Germany
Jutta Allmendinger
President of the Social Science Research Centre Berlin
DAAD One-Year Scholarship 1983-84, University of Wisconsin, Madison
"Learning to learn – this ability must be stimulated and fostered."
"My study visit to the US hugely influenced my life, both personally and academically," says Professor Jutta Allmendinger. It was thanks
to a DAAD scholarship that the sociology graduate went to study at the University of Wisconsin in the mid-1980s and completed a graduate course in sociology,
economics, and statistics. She later enrolled at Harvard University, Cambridge, MA, where she completed her doctorate in social sciences in 1989. During this
time she came across a noticeable number of women who teach at elite universities in America and have children at the same time.
"You also see many couples there, working at the same institution," explains Allmendinger. That's quite normal in America, she says.
"The attitude over there certainly helped me realise that children and academic career do not necessarily rule each other out." Allmendinger
herself managed both: Her son Phillip Laudris was born in 1994.
Two years previously she had been appointed Professor of Sociology at the Ludwig-Maximilian University in Munich. She took leave from there to pursue
her work in Nuremberg. From February 2003 to the end of 2006, she headed the Institute for Labour Market and Career Research (IAB) there, part of the
Federal Employment Agency. With her core research areas in the sociology of the labour market, educational sociology, social inequality, social policy,
organisations and curricula vitae, she was very close to the political decision-making levels. Hartz IV and its consequences provided her institute with
work as did the debates on demographic changes to society and to the German education system. Allmendinger was highly sceptical of the changes made to
the education system and, for instance, called for young people not only to be prepared for one specific job and advocated the need for people to be
fundamentally prepared for acquiring qualifications over a lifetime: "The ability to learn how to learn must be stimulated and fostered." She
sees the introduction of tuition fees without offering adequate scholarship programmes as a step in the wrong direction.

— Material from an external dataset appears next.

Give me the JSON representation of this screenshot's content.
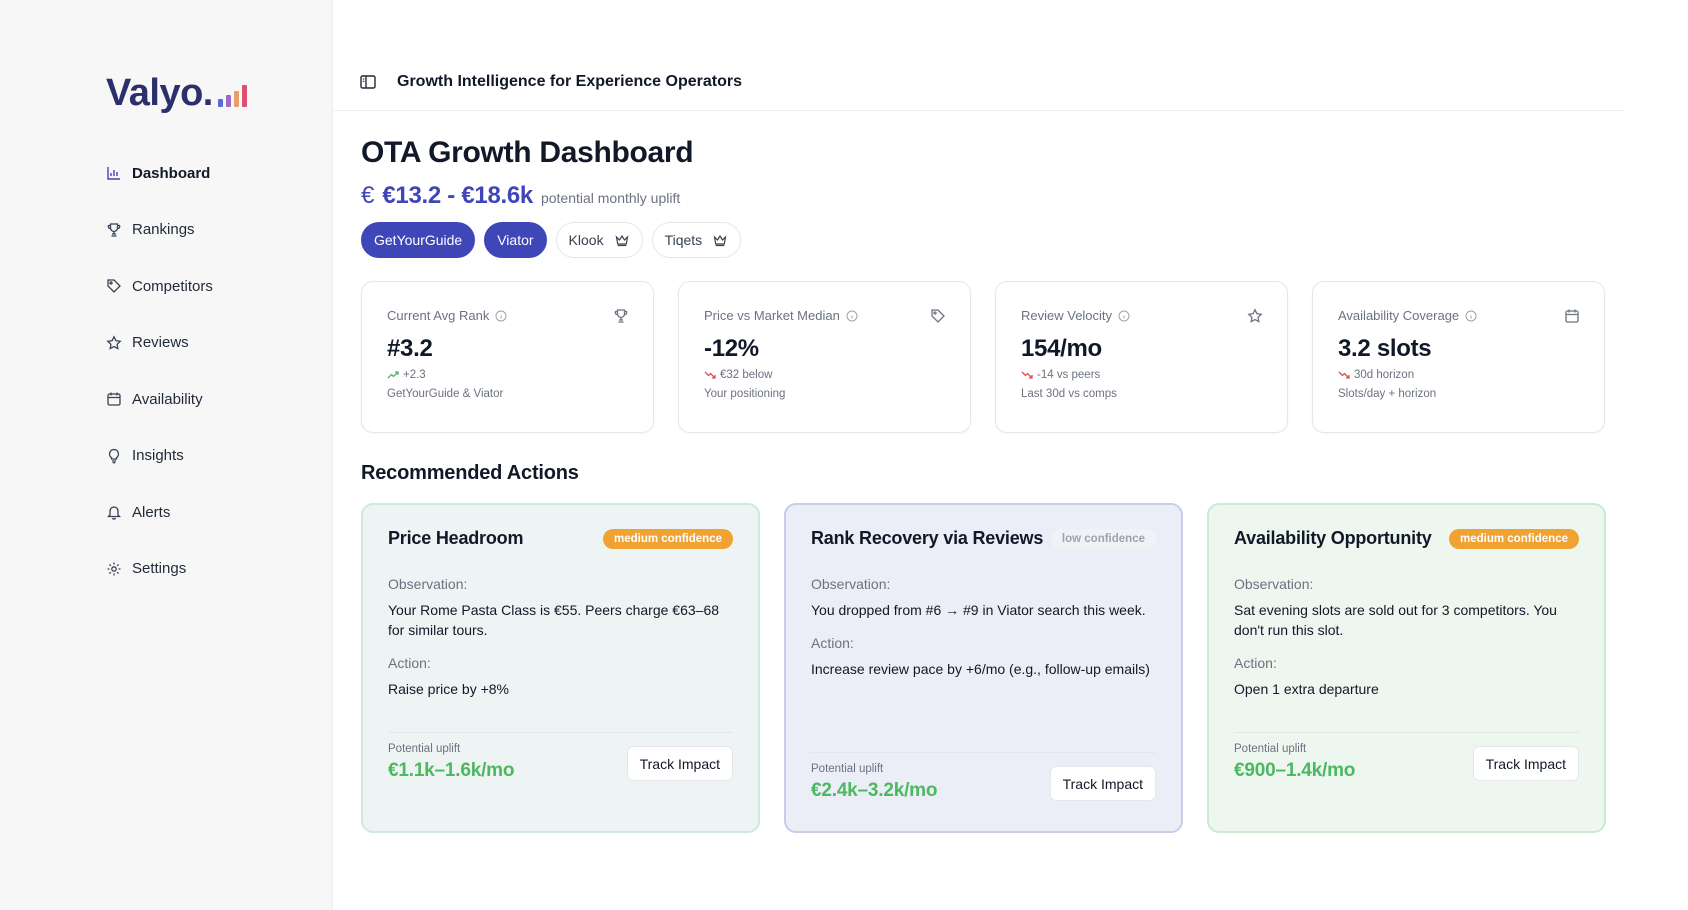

Professor Allmendinger can be
expected to contribute much more to such debates in the future. 2004 saw her become a member of the Berlin-Brandenburg Academy of Sciences and Humanities,
and in 2005 she was appointed to the University Council of the Darmstadt University of Technology. She has been a member of the Scientific Commission of
the German Science Council since 2006.
On 1 April 2007, Jutta Allmendinger became the first woman to hold the position of President of the Social Science Research Centre Berlin (WZB). Some
140 economists, political scientists, sociologists, historians and lawyers do research there, on topics such as labour market and employment policy,
social inequality, democracy and civil society.